Pandit Nehru said in a statement to the Indian Parliament on 7th August 1952, ‘We are not going to impose ourselves on them by the point of the bayonet’. It is a very far cry from the cyber securitised, militarised and now one year long abrogated occupied territory formerly known as Kashmir.

  • A Brief History of Kashmir

    Britain’s colonial rule in India ends on 15th August 1947 following years of anti-colonial action headed by Congress and Muslim League. All states and princely states are given an option to accede to Pakistan or India – the two new nations after Partition. Kashmir, Junagadh and Hyderabad had not acceded by this time. Kashmir at the time is a Princely state and is administered by a Maharaja. Kashmir set to become the most dispurted territory bewteen India and Pakistan.

  • 22nd Oct 1947

    Pakistan sends soldiers into Kashmiri territory leading to the Maharaja of Kashmir to call for Indian assistance on 24th Oct and the subsequent accession to India by the Maharaja on 26th Oct 1947

  • 31st Dec 1947

    India refers Kashmir case to UN Security Council after 15 months of fighting

  • 1st Jan 1949

    India and Pakistan agree to ceasefire in Kashmir

  • 5th Jan 1949

    UN resolution passed and agreed to by India and Pakistan that future of Kashmir was to be decided by a free and impartial plebiscite by Kashmiris. One of the conditions of the plebiscite was that both Pakistan and India had to retreat their military forces from the region. Neither does so.

  • 1950's

    Indian Constitution which was in force from 1950 gave Kashmir two special status’ – Article 370 (which essentially prohibited the Indian state from enacting or holding full authoritative power over the Jammu and Kashmir state) and article 35A (which granted privileges of land ownership, Government employment positions, access to education and to elect or be elected only to Kashmiris and did not include ‘Indian’ citizens from other states). Jaharawal Nehru (Prime Minister of India) through the 1950’s expresses his commitment to the ‘Plebiscite’ solution to resolving the issue of Kashmir.

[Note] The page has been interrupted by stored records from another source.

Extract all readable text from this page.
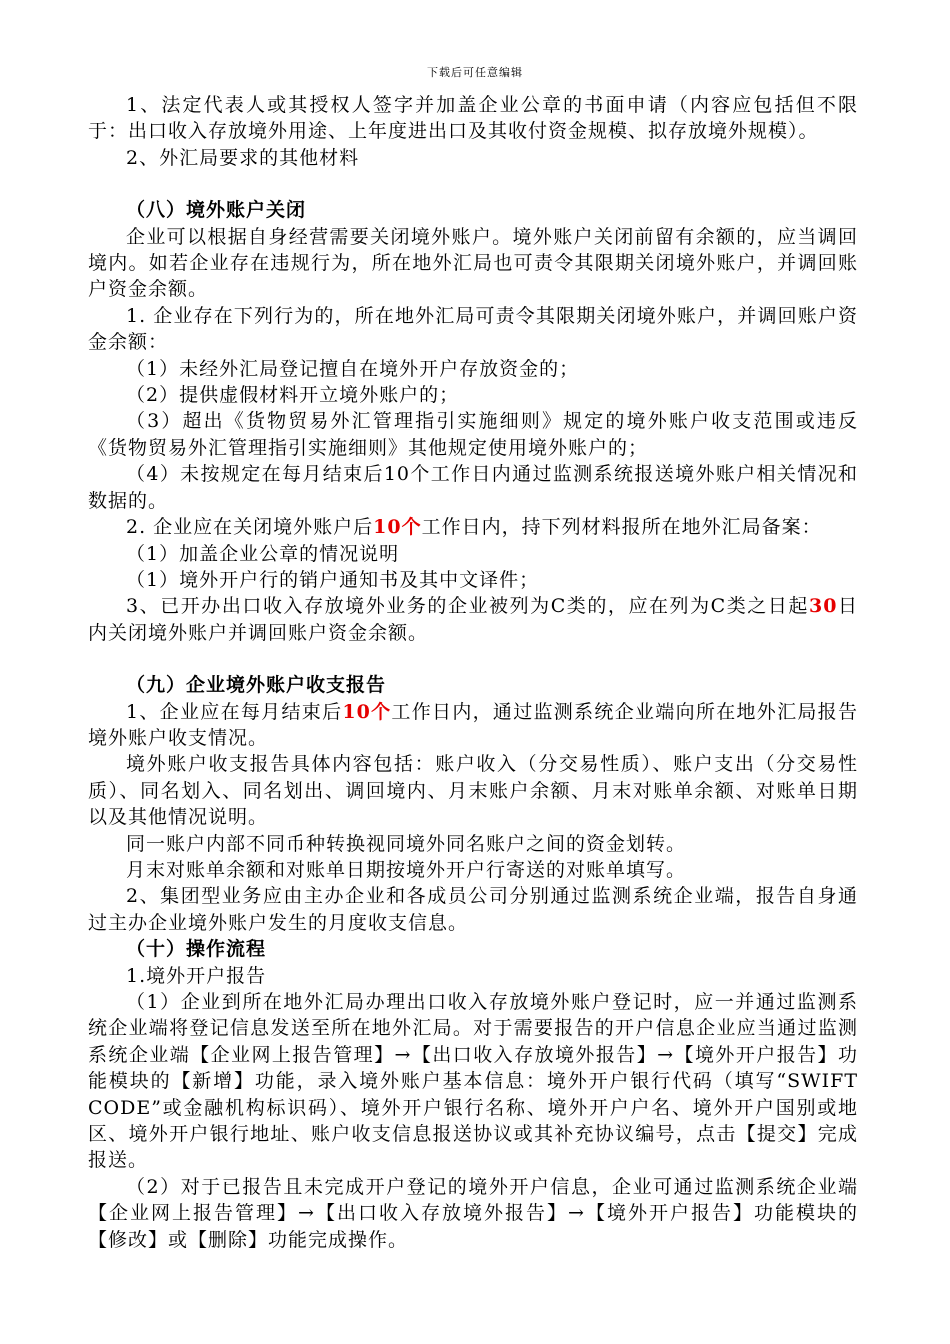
下载后可任意编辑

1、法定代表人或其授权人签字并加盖企业公章的书面申请（内容应包括但不限于：出口收入存放境外用途、上年度进出口及其收付资金规模、拟存放境外规模）。

2、外汇局要求的其他材料

（八）境外账户关闭

企业可以根据自身经营需要关闭境外账户。境外账户关闭前留有余额的，应当调回境内。如若企业存在违规行为，所在地外汇局也可责令其限期关闭境外账户，并调回账户资金余额。

1. 企业存在下列行为的，所在地外汇局可责令其限期关闭境外账户，并调回账户资金余额：

（1）未经外汇局登记擅自在境外开户存放资金的；

（2）提供虚假材料开立境外账户的；

（3）超出《货物贸易外汇管理指引实施细则》规定的境外账户收支范围或违反《货物贸易外汇管理指引实施细则》其他规定使用境外账户的；

（4）未按规定在每月结束后10个工作日内通过监测系统报送境外账户相关情况和数据的。

2. 企业应在关闭境外账户后10个工作日内，持下列材料报所在地外汇局备案：

（1）加盖企业公章的情况说明

（1）境外开户行的销户通知书及其中文译件；

3、已开办出口收入存放境外业务的企业被列为C类的，应在列为C类之日起30日内关闭境外账户并调回账户资金余额。

（九）企业境外账户收支报告

1、企业应在每月结束后10个工作日内，通过监测系统企业端向所在地外汇局报告境外账户收支情况。

境外账户收支报告具体内容包括：账户收入（分交易性质）、账户支出（分交易性质）、同名划入、同名划出、调回境内、月末账户余额、月末对账单余额、对账单日期以及其他情况说明。

同一账户内部不同币种转换视同境外同名账户之间的资金划转。

月末对账单余额和对账单日期按境外开户行寄送的对账单填写。

2、集团型业务应由主办企业和各成员公司分别通过监测系统企业端，报告自身通过主办企业境外账户发生的月度收支信息。

（十）操作流程

1.境外开户报告

（1）企业到所在地外汇局办理出口收入存放境外账户登记时，应一并通过监测系统企业端将登记信息发送至所在地外汇局。对于需要报告的开户信息企业应当通过监测系统企业端【企业网上报告管理】→【出口收入存放境外报告】→【境外开户报告】功能模块的【新增】功能，录入境外账户基本信息：境外开户银行代码（填写“SWIFT CODE”或金融机构标识码）、境外开户银行名称、境外开户户名、境外开户国别或地区、境外开户银行地址、账户收支信息报送协议或其补充协议编号，点击【提交】完成报送。

（2）对于已报告且未完成开户登记的境外开户信息，企业可通过监测系统企业端【企业网上报告管理】→【出口收入存放境外报告】→【境外开户报告】功能模块的【修改】或【删除】功能完成操作。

Modifications to Article 370 are made in the latter part of the 1950’s as Pakistan’s military aid from US alter and further antagonise the relationship between Pakistan and India.

  • 1962 India China War

    1962 India China war sees Aksai Chin region of Ladakh occupied by and controlled by China. A Line of Actual Control (LAC) is established on the China frontier while a Line of Control (LOC) demarcates Pakistan occupied and India occupied Kashmir

  • 1980's - 90's

    A long period up until the late 1980’s saw control and power of the state shift continuously from a pro India Kashmiri leadership to Federal power. Elections in 1987 were thought to be rigged and India accused Pakistan’s ISI of infiltrating militants into Kashmir. Massive securitization of Jammu and Kashmir see’s more than 600,000 Indian military personnel enter the state and Kashmir is seen as the most militarized state in the world. 1999 – India and Pakistan fight a limited war along the LOC in Kargil

  • November 2003

    India and Pakistan agree to the first ceasefire in 14 years

  • Feb 2015 - Feb 2019

    Feb 2015 – the BJP alongside the PDP of Kashmir agree to a coalition government in Jammu and Kashmir state – the first time that the BJP has a mandate in Kashmir. Feb 2019 – following bombs which kill 40 people, Pakistan shoots down Indian fighter jet in retaliation and following a tense standoff which nearly results in full escalation, finally agrees to release the captured fighter jet pilot back to India. Ahead of the country wide elections of April 2019, BJP in their manifesto, vow to revoke Article 370 and 35a of Indian constitution and strip Kashmir of its special status. It is estimated that more than 100,000 have been ‘disappeared’ or killed in ‘encounter’ operations since 1989.

  • Aug 5 2019

    August 5 2019 – BJP formally revoke Article 370 and 35a of Indian constitution. Jammu and Kashmir is no longer a ‘state’ and is instead broken into two ‘union territories’. The entire state is forced into a siege and the COVID 19 lockdowns perpetuate the harsh conditions imposed on the Kashmiri people.